We hosted a surf-n-swim party for children and families living in a transitional shelter. We fed 3500 people in 5 hours in a “supermarket” that we constructed from set up to serve to tear down under an overpass of one of Hawaii’s busiest highways. We entered and found solidarity with the working poor by spending a day walking – and riding the bus – in their shoes from looking for work to paying bills to buying groceries to seeking a safe place of refuge for the night.

As my friend Jed said, “It was a good hard week with eyes tired from holding back tears.” Tears of joy for the happiness the children shared for us, tears of restoration for the families that would have food to eat that day, tears for the healing of complacency, tears crying for justice.


A week ago today our mission team was invited to join the StN staff in their day of Sabbath. We fasted. We worshiped. We experienced what the StN-ers phrased “speaking truth into one another’s life” – and that speaking truth came through C-P-R.

Confess – Pray – Reconcile

Confessing – Praying – Reconciling will help bring the wanderer back. These acts are our road map. These acts sustain us in this life. These acts draw us close.

To God.

To our neighbors.


I presently find myself in a dry spiritual place. I spend so much time planning and preparing for the life of the church that I, at times, cast off – or eliminate – my faith presence in the church. That’s when what I do becomes a job instead of a calling – something to do rather than a true vocation.

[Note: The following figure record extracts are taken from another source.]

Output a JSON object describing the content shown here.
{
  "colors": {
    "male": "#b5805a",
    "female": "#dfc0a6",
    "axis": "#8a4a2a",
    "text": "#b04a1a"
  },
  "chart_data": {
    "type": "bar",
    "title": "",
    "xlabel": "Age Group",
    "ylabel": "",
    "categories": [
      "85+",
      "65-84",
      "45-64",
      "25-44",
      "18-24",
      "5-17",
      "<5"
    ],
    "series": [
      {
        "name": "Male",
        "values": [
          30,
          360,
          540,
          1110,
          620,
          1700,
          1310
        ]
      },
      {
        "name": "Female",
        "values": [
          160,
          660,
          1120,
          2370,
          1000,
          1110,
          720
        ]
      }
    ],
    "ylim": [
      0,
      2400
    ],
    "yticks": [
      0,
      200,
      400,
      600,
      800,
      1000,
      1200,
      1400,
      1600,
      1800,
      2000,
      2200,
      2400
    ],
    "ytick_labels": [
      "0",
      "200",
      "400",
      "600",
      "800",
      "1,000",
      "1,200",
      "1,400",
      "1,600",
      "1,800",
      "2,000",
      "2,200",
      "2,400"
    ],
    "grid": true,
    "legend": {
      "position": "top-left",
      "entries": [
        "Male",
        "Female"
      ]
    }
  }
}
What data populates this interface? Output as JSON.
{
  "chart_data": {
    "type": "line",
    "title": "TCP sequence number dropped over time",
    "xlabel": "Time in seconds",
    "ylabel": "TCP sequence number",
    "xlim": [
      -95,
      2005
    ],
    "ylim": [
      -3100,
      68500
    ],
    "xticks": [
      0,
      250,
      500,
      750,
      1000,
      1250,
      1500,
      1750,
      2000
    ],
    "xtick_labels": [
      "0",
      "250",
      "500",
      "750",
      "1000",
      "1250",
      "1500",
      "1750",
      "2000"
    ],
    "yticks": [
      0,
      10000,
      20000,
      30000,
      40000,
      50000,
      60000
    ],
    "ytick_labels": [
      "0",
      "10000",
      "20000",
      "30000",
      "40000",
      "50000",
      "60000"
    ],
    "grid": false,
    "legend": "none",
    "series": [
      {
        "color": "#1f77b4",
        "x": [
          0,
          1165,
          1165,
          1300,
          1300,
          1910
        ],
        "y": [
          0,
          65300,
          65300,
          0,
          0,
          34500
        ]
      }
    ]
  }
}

I confess my wandering.  I don’t like where I am. I need a spiritual resuscitation. Confess – Pray – Reconcile are these steps I need to get there. God will lead me. Loved ones and accountability partners will walk alongside me.  But I have to first engage these practices.

If you find yourself in a dry place, consider what it is you have been doing or not doing. How can C-P-R aid you? How can C-P-R revive your spiritual life? How can C-P-R put an end to your wandering and guide you back to a sure course that is led by God?


Prayer of Confession: God of creation, giver of life: we confess our anxiety about this very day, which you have made. Forgive us. Lord Jesus Christ, bread of life: we acknowledge our refusal to receive the grace that sustains us. Have mercy upon us. Holy Spirit, giver of new life, we declare the limitations of our energies; our resources; our gifts. Grant us your peace.

Words of Assurance: Hear the good news: God leads us beside still waters and restores our souls, and in God’s presence there is sanctuary. Let us give thanks for the eternal presence of the One who is life and peace. Amen.*

*”Self-Sufficiency and Pride” from Prayers and Liturgies of Confession and Assurance, Kenneth H. Carter, Jr. (Nashville: Abingdon Press, 2009), 25.